Waste heat from electricity generation recycled...to power air-conditioners

An Absorption Chiller and Thermal Storage System that converts waste heat to energy used for powering air-conditioners at A*Star's Experimental Power Grid Centre on Jurong Island. -- ST PHOTO: DESMOND LIM
An Absorption Chiller and Thermal Storage System that converts waste heat to energy used for powering air-conditioners at A*Star's Experimental Power Grid Centre on Jurong Island. -- ST PHOTO: DESMOND LIM

SINGAPORE - Heat is often an unwanted byproduct in the process of electricity generation. But scientists here have found a way to turn it into something useful.

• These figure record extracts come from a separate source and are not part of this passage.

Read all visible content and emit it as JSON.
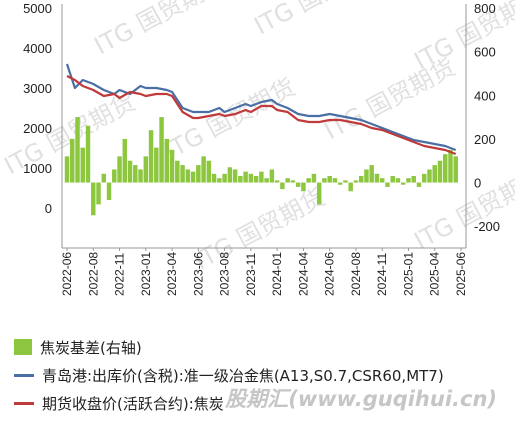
{
  "chart_data": {
    "type": "bar+line",
    "x_ticks": [
      "2022-06",
      "2022-08",
      "2022-11",
      "2023-01",
      "2023-04",
      "2023-06",
      "2023-08",
      "2023-11",
      "2024-01",
      "2024-04",
      "2024-06",
      "2024-08",
      "2024-11",
      "2025-01",
      "2025-04",
      "2025-06"
    ],
    "y_left": {
      "ticks": [
        5000,
        4000,
        3000,
        2000,
        1000,
        0
      ],
      "range": [
        -1000,
        5000
      ]
    },
    "y_right": {
      "ticks": [
        800,
        600,
        400,
        200,
        0,
        -200
      ],
      "range": [
        -300,
        800
      ]
    },
    "series": [
      {
        "name": "焦炭基差(右轴)",
        "type": "bar",
        "axis": "right",
        "color": "#8dc63f",
        "points": [
          [
            0,
            120
          ],
          [
            0.2,
            200
          ],
          [
            0.4,
            300
          ],
          [
            0.6,
            160
          ],
          [
            0.8,
            260
          ],
          [
            1.0,
            -150
          ],
          [
            1.2,
            -100
          ],
          [
            1.4,
            40
          ],
          [
            1.6,
            -80
          ],
          [
            1.8,
            60
          ],
          [
            2.0,
            120
          ],
          [
            2.2,
            200
          ],
          [
            2.4,
            100
          ],
          [
            2.6,
            80
          ],
          [
            2.8,
            60
          ],
          [
            3.0,
            120
          ],
          [
            3.2,
            240
          ],
          [
            3.4,
            160
          ],
          [
            3.6,
            300
          ],
          [
            3.8,
            200
          ],
          [
            4.0,
            150
          ],
          [
            4.2,
            100
          ],
          [
            4.4,
            80
          ],
          [
            4.6,
            60
          ],
          [
            4.8,
            50
          ],
          [
            5.0,
            80
          ],
          [
            5.2,
            120
          ],
          [
            5.4,
            100
          ],
          [
            5.6,
            40
          ],
          [
            5.8,
            20
          ],
          [
            6.0,
            40
          ],
          [
            6.2,
            70
          ],
          [
            6.4,
            60
          ],
          [
            6.6,
            30
          ],
          [
            6.8,
            50
          ],
          [
            7.0,
            40
          ],
          [
            7.2,
            30
          ],
          [
            7.4,
            50
          ],
          [
            7.6,
            20
          ],
          [
            7.8,
            60
          ],
          [
            8.0,
            10
          ],
          [
            8.2,
            -30
          ],
          [
            8.4,
            20
          ],
          [
            8.6,
            10
          ],
          [
            8.8,
            -20
          ],
          [
            9.0,
            -40
          ],
          [
            9.2,
            20
          ],
          [
            9.4,
            40
          ],
          [
            9.6,
            -100
          ],
          [
            9.8,
            20
          ],
          [
            10.0,
            30
          ],
          [
            10.2,
            20
          ],
          [
            10.4,
            -10
          ],
          [
            10.6,
            10
          ],
          [
            10.8,
            -40
          ],
          [
            11.0,
            10
          ],
          [
            11.2,
            30
          ],
          [
            11.4,
            60
          ],
          [
            11.6,
            80
          ],
          [
            11.8,
            40
          ],
          [
            12.0,
            20
          ],
          [
            12.2,
            -20
          ],
          [
            12.4,
            30
          ],
          [
            12.6,
            20
          ],
          [
            12.8,
            -10
          ],
          [
            13.0,
            20
          ],
          [
            13.2,
            30
          ],
          [
            13.4,
            -20
          ],
          [
            13.6,
            40
          ],
          [
            13.8,
            60
          ],
          [
            14.0,
            80
          ],
          [
            14.2,
            100
          ],
          [
            14.4,
            130
          ],
          [
            14.6,
            150
          ],
          [
            14.8,
            120
          ]
        ]
      },
      {
        "name": "青岛港:出库价(含税):准一级冶金焦(A13,S0.7,CSR60,MT7)",
        "type": "line",
        "axis": "left",
        "color": "#4a6fa5",
        "points": [
          [
            0,
            3600
          ],
          [
            0.3,
            3000
          ],
          [
            0.6,
            3200
          ],
          [
            1.0,
            3100
          ],
          [
            1.4,
            2950
          ],
          [
            1.8,
            2850
          ],
          [
            2.0,
            2950
          ],
          [
            2.4,
            2850
          ],
          [
            2.8,
            3050
          ],
          [
            3.0,
            3000
          ],
          [
            3.4,
            3000
          ],
          [
            3.8,
            2950
          ],
          [
            4.0,
            2900
          ],
          [
            4.4,
            2500
          ],
          [
            4.8,
            2400
          ],
          [
            5.0,
            2400
          ],
          [
            5.4,
            2400
          ],
          [
            5.8,
            2500
          ],
          [
            6.0,
            2400
          ],
          [
            6.4,
            2500
          ],
          [
            6.8,
            2600
          ],
          [
            7.0,
            2550
          ],
          [
            7.4,
            2650
          ],
          [
            7.8,
            2700
          ],
          [
            8.0,
            2600
          ],
          [
            8.4,
            2500
          ],
          [
            8.8,
            2350
          ],
          [
            9.2,
            2300
          ],
          [
            9.6,
            2300
          ],
          [
            10.0,
            2350
          ],
          [
            10.4,
            2300
          ],
          [
            10.8,
            2250
          ],
          [
            11.2,
            2200
          ],
          [
            11.6,
            2100
          ],
          [
            12.0,
            2000
          ],
          [
            12.4,
            1900
          ],
          [
            12.8,
            1800
          ],
          [
            13.2,
            1700
          ],
          [
            13.6,
            1650
          ],
          [
            14.0,
            1600
          ],
          [
            14.4,
            1550
          ],
          [
            14.8,
            1450
          ]
        ]
      },
      {
        "name": "期货收盘价(活跃合约):焦炭",
        "type": "line",
        "axis": "left",
        "color": "#c0393b",
        "points": [
          [
            0,
            3300
          ],
          [
            0.3,
            3200
          ],
          [
            0.6,
            3050
          ],
          [
            1.0,
            2950
          ],
          [
            1.4,
            2800
          ],
          [
            1.8,
            2850
          ],
          [
            2.0,
            2750
          ],
          [
            2.4,
            2900
          ],
          [
            2.8,
            2850
          ],
          [
            3.0,
            2800
          ],
          [
            3.4,
            2850
          ],
          [
            3.8,
            2850
          ],
          [
            4.0,
            2800
          ],
          [
            4.4,
            2400
          ],
          [
            4.8,
            2250
          ],
          [
            5.0,
            2250
          ],
          [
            5.4,
            2300
          ],
          [
            5.8,
            2350
          ],
          [
            6.0,
            2300
          ],
          [
            6.4,
            2350
          ],
          [
            6.8,
            2450
          ],
          [
            7.0,
            2400
          ],
          [
            7.4,
            2550
          ],
          [
            7.8,
            2550
          ],
          [
            8.0,
            2450
          ],
          [
            8.4,
            2400
          ],
          [
            8.8,
            2200
          ],
          [
            9.2,
            2150
          ],
          [
            9.6,
            2150
          ],
          [
            10.0,
            2200
          ],
          [
            10.4,
            2200
          ],
          [
            10.8,
            2150
          ],
          [
            11.2,
            2100
          ],
          [
            11.6,
            2000
          ],
          [
            12.0,
            1950
          ],
          [
            12.4,
            1850
          ],
          [
            12.8,
            1750
          ],
          [
            13.2,
            1650
          ],
          [
            13.6,
            1550
          ],
          [
            14.0,
            1500
          ],
          [
            14.4,
            1450
          ],
          [
            14.8,
            1350
          ]
        ]
      }
    ]
  },
  "watermarks": [
    "ITG 国贸期货",
    "ITG 国贸期货",
    "ITG 国贸期货",
    "ITG 国贸期货",
    "ITG 国贸期货",
    "ITG 国贸期货",
    "ITG 国贸期货",
    "ITG 国贸期货"
  ],
  "footer_watermark": "股期汇(www.guqihui.cn)"
}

Instead of letting the heat escape into the atmosphere, it is now being channelled to power the air-conditioning system in the Agency for Science, Technology and Research's (A*Star) Experimental Power Grid Centre on Jurong Island.

This system, known as the Combined Heat and Power plant, was on Tuesday morning commissioned by the centre, Hitachi and the Building and Construction Authority.

It was jointly developed by A*Star's Experimental Power Grid Centre and Hitachi, and funded by the A*Star-Ministry of National Development Green Building Joint Grant call.

This technology is now still in a pilot phase but is expected to be rolled out commercially within the next two years.

If adopted by other buildings to power their air-conditioning, the system will help increase their energy efficiency. It is estimated that in each commercial building, air conditioning comprises up to half of total energy used.

But this can be cut through the adoption of the Combined Heat and Power plant, as it reduces the amount of electricity drawn from the grid to power the air-conditioners.

Associate Professor Ashwin M Khambadkone, programme director of A*Star's Experimental Power Grid Centre, said: "With the commissioning of the advanced Combined Heat and Power plant, (the centre) is able to provide a platform to further research in energy efficiency in buildings.

"Our research in this field addresses the Government's call for more environmentally-friendly, energy-efficient buildings and the penetration of renewable energy."